7 Things You Should Know to Rock Your Look

Designers share their fashion tips

By Elizabeth Withey

February 23, 2018 •

Which is worse: overdressed or too casual? Is it true that black looks good on everyone? Who buys custom-made clothing? Does beauty really have to be painful? And how important is it to be on-trend?

We asked three Edmonton designers who are also UAlberta grads for their tips and wisdom to help you nail the perfect look this year.

1: Get comfortable

For Jessica Kennedy, '04 BSc(HEcol), fashion is about wearing what you love. And what you love is what makes you comfortable. The co-creator of the Vera Véro capsule collection says we ought not to think about the latest styles but rather what we see ourselves wearing all the time. Consider comfort when choosing hem length, neckline and fabric, because comfort translates into confidence - and that looks good on everyone.

"It's all about comfort at the end of the day," agrees Derek Jagodzinsky, '10 BDes, creator of Luxx. "It's about how you feel. If you're not comfortable, it's not working."


Dress: LUXX, Hair: Western Canada Davines Artistic Team, Makeup: Chevi.R and Deenee.R Kelly Rosborough
2: Be yourself

Fashion is about who we are, how we want to be seen and how we feel about our bodies, says Kathleen Todoruk, '92 BSc(HEc). For 25 years, Todoruk has been stitching custom-made, or bespoke, garments for women from all walks of life with Todoruk Designs. Bespoke design is an opportunity to create an original and enduring look that reflects you, she says.

"I'm all about letting people be themselves," adds Jagodzinsky. "Every rule is made to be broken." Ask yourself, what do I like? What do I want to wear every day?

3: Think longevity

It's easy to fall prey to the consumption machine that is the fashion industry, says Kennedy. Exercise caution when it comes to the latest fad.

Look for pieces designed to be worn "regardless of season, whether it's to work or a social event or taking your kid to the playground," Kennedy says. What can you wear - and feel good in - anywhere?

Don't be afraid to consider custom pieces. "People assume it's frightfully expensive," Todoruk says. But buying custom can end up being cheaper because clothes fit properly and last far longer. Consider longevity in your choice of fabrics, too. Natural fabrics such as linen, cotton and wool are good picks for sustainable, long-lasting garments. "Bar none, wool is the workhorse of all textiles," Todoruk says.

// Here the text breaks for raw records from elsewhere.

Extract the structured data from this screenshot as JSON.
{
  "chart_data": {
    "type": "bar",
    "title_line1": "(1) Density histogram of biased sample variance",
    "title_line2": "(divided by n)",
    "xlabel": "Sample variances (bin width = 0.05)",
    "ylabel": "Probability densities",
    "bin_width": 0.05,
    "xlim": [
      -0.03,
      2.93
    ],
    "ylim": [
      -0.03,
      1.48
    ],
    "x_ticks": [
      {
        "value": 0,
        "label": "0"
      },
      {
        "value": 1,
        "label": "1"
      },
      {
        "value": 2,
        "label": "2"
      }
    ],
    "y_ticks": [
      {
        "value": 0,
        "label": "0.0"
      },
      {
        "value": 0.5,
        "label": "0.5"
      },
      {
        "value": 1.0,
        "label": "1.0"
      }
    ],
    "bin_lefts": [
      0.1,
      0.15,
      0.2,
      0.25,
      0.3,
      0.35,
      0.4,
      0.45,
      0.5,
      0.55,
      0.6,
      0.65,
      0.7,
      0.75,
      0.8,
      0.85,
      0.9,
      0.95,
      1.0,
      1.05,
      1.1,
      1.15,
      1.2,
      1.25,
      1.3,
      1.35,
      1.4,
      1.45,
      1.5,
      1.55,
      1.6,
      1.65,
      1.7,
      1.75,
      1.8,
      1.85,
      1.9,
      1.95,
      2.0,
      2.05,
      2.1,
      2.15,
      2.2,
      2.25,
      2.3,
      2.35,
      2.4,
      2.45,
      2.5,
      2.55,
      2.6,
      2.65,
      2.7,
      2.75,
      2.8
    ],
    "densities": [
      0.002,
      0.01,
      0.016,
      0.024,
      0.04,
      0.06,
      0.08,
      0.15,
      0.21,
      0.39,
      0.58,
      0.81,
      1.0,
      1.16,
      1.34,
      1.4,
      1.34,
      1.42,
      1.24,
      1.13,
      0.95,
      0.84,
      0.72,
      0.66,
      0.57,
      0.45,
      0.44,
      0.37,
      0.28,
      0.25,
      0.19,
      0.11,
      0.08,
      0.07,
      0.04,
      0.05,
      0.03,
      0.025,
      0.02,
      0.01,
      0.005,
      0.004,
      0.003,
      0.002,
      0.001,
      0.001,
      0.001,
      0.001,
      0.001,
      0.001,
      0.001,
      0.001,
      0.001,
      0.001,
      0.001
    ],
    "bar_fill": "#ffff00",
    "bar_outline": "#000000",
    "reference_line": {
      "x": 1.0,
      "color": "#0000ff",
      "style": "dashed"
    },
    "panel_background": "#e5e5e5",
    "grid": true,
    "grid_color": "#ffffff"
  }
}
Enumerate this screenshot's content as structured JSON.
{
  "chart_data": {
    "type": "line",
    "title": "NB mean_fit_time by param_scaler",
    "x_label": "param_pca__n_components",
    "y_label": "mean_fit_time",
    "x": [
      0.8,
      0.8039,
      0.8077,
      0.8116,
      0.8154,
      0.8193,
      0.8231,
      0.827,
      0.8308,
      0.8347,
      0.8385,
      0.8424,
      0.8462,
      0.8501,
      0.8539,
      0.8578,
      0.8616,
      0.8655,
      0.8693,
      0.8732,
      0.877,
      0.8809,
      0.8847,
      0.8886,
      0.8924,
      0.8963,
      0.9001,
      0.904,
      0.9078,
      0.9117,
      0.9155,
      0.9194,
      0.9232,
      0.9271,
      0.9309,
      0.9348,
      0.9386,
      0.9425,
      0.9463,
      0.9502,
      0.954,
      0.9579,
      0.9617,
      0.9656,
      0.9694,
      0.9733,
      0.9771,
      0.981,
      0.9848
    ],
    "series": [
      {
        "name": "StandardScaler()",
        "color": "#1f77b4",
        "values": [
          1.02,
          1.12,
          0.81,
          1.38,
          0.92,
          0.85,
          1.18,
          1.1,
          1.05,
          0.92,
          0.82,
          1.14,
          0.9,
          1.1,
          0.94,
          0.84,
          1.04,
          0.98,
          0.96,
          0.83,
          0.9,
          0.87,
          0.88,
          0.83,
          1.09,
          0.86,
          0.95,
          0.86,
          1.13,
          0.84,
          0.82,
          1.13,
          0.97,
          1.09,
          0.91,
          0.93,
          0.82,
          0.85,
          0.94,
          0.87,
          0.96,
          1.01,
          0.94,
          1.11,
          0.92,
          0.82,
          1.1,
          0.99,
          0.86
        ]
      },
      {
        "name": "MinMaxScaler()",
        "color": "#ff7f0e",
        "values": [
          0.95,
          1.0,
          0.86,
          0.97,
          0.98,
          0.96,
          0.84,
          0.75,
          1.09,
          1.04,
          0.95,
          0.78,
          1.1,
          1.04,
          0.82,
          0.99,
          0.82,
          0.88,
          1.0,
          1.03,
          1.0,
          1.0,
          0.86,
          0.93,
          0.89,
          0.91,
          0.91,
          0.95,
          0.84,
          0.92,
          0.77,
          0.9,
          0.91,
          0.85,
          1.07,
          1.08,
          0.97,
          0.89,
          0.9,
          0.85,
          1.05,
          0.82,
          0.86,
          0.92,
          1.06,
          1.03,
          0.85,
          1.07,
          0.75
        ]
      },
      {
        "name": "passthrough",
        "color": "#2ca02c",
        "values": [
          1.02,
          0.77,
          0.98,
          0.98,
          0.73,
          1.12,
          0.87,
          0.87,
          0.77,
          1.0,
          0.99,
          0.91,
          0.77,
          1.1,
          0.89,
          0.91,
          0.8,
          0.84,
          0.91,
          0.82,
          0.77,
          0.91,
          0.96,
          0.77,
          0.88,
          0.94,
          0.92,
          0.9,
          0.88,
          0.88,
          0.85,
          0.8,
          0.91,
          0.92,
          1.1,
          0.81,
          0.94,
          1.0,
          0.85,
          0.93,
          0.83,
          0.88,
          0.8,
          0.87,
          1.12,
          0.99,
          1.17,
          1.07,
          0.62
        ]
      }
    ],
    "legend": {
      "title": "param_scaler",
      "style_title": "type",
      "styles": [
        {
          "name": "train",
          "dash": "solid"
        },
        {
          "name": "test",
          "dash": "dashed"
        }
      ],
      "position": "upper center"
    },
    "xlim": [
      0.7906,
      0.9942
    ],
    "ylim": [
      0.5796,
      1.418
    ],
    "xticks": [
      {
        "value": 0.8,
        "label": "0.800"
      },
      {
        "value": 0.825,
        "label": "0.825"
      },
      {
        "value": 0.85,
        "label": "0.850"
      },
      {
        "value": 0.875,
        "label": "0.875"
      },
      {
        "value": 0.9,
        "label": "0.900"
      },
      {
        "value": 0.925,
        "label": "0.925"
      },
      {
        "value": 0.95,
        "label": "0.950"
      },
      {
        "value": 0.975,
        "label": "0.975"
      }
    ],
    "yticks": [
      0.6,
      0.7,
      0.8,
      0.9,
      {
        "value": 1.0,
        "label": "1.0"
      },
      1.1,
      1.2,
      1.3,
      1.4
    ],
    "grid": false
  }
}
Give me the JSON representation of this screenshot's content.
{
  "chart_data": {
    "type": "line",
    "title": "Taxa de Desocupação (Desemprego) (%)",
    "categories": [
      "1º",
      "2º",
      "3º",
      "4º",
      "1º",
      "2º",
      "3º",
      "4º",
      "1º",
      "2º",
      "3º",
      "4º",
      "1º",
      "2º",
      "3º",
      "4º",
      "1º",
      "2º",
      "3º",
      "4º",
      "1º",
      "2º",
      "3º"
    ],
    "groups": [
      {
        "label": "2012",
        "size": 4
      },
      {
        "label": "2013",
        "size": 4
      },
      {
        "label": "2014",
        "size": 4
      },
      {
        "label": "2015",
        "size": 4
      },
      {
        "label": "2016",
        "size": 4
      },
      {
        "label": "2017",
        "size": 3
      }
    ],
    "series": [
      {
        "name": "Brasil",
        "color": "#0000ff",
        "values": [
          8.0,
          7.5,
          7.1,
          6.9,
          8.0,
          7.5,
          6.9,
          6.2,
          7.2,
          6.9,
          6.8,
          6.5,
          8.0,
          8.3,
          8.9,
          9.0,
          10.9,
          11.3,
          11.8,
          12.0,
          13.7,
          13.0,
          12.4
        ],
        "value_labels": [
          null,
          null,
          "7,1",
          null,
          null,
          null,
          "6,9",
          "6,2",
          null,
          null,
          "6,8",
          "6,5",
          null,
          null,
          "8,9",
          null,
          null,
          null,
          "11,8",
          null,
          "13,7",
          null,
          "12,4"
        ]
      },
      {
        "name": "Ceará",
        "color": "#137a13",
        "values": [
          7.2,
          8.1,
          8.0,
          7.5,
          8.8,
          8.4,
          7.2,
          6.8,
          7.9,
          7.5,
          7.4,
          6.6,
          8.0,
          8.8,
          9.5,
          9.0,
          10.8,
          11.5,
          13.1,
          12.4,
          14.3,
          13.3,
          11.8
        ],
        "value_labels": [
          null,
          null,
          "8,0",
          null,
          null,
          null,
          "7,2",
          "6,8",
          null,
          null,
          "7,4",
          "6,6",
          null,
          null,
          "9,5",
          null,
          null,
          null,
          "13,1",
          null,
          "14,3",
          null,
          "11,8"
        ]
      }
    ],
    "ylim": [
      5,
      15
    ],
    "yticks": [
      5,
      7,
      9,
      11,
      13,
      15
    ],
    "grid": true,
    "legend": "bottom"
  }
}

Dress: Todoruk Designs, Hair/Makeup: YegAdorn Lisa Leung Photography
4: Dress up, not down

Sure, there's a place in the world for ultra-casual: sipping craft beer around the campfire, road tripping with your bestie, chilling on a tarp under the stars at a music festival. But in situations where it could go either way, designers say a little overdressed is best. "It sets a tone," says Kennedy. "You want to feel good about yourself. It's about that confidence."

Jagodzinsky is a fan of dressy, too - but it doesn't have to hurt. That old adage about beauty being painful? Baloney. "You're dressed up but you're still wearing comfortable clothing that makes you feel good," he says.

5: Accessorize: less is more

People tend to over-accessorize, says Jagodzinsky, and that's where they run into trouble. "Less is more. Quality over quantity," he says, citing Coco Chanel's advice to take off one accessory before you leave the house.

His favourite accessory? Earrings. "It's something really simple, a little shine."

Dress: Véra Vero
6: Know that colour is the new black

"Black will always be there," says Todoruk. It's inoffensive, flattering - a safe bet.

But don't be afraid to try something exciting. Todoruk's clients will often look at textile swatches and get excited, "This is really cool, and I've always loved red." Go with that instinct, she says. "They take a small chance that they think is a huge chance. Relax. It's just a colour."

7: Speak the language of fashion

The most important thing to consider when it comes to getting dressed? Ask yourself what message you're conveying with your wardrobe. "Fashion is an instant language. It says who you are in the first 10 seconds you see someone," says Jagodzinsky.

With any wardrobe choice, he says, the big question is: why? "It's all about motive and intention."

Jessica Kennedy, former co-owner of Nokomis Clothing, works in alumni relations at the University of Alberta while pursuing her master of arts in material culture from the Department of Human Ecology.

Derek Jagodzinsky is the creator, owner and operator of LUXX. He received a bachelor of design at the University of Alberta and completed an internship in New York City with Michael Kaye Couture.

Kathleen Todoruk, owner and creative director of Todoruk Designs, has her atelier in the heart of downtown Edmonton. With clients all over the world, her love for bespoke design has flourished since 1992.